Anna: A character that's surprising, that surprises from scene to scene and show to show, is the best kind of character to play.
Anna: I would rather do something that's challenging rather than something that's easy, always.
Anna: When I first started doing TV and film, it was a scary place. On stage you can be incredibly free because you can do so much physically and with your voice, because you're trying to reach over 1000 people in a room. And when I got [in front of] the camera, I became a little more constrained because I was worried about not being too big or not being over the top.
Anna: (on enjoying doing comedy) Oh, absolutely! It's one of my favorite things to do. I didn't really realize it. I grew up acting since second grade and always watched these old movies and these dramatic scenes and wanted to be a very dramatic actor. But it's just so refreshing to have fun, to truthfully have fun and play with the other actors in a really safe, fun environment where you all want the same goal and trust each other so that it's really easy to be funny.
Anna: (on her play Equus) I have so many friends who are like, 'I'm sorry, Anna, but I can't see your show!' [laughs] And if I had a million dollars I would pay for them; I wish I could, because it is something I'm really proud of. I'm incredibly proud of this play and the acting I'm doing in it.

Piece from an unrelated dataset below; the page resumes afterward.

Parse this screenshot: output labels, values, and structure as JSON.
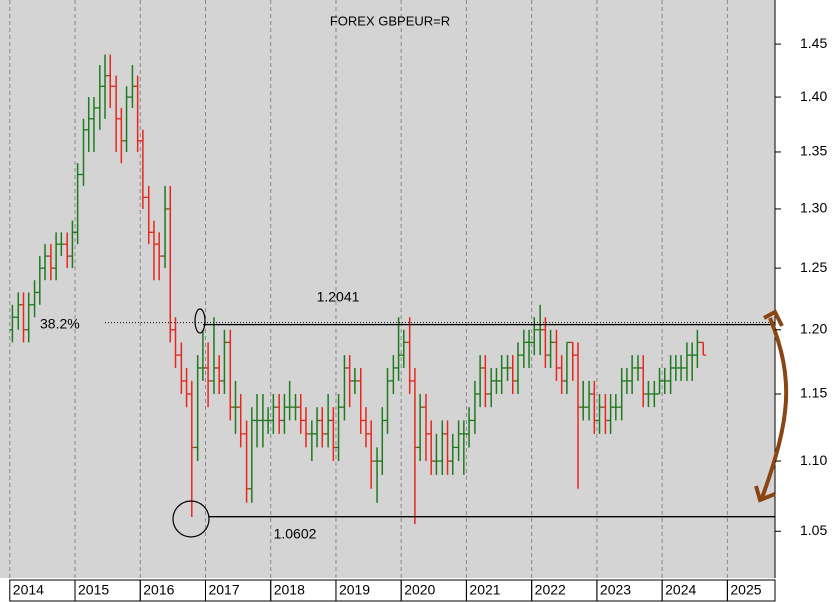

Anna: I grew up just really wanting to act, not focusing on math or English or anything at school except drama. My favorite class would probably be recess, then acting after school.
Anna: Honestly, I'd rather be home watching the Food Network in my pajamas eating ice cream than going out to clubs.
Anna: My father, who went to military school, says if you're early, you're on time; if you're on time you're late and if you're late you're dead.
Anna: (on acting) I've always known it was something I had to do. It's very freeing for me. The safest place I feel is onstage.
Anna: (on having a shrink to help her with the psychological pressure of doing "Equus") I have a wonderful dresser who I talk to on a daily basis. She's fantastic and I do tip her well at the end of the week. She's kind of my therapist right now.
Anna: (on being part of the play Equus) I just know that there are so many actors in New York who are incredibly talented and who are not big stars, and it's an uphill battle for everyone to climb, and I'm very lucky to be in the show.
Anna: I've never been one to even walk around the gym naked, but part of me figured if I was ever going to be naked on stage, it's better to do it on Broadway than in some Off-Broadway garage.
Anna: I don't want people following me and taking pictures, like with Daniel [Radcliffe]. I enjoy being anonymous. But I want to be successful at what I do.
Anna: (on her nude scene in Equus) This is the most vulnerable I've ever been when it comes to acting. You can't hide behind the character. It's very scary that everyone who sees the show will see me naked. I wouldn't do it were it not this play. I wouldn't be naked in a film getting out of a shower.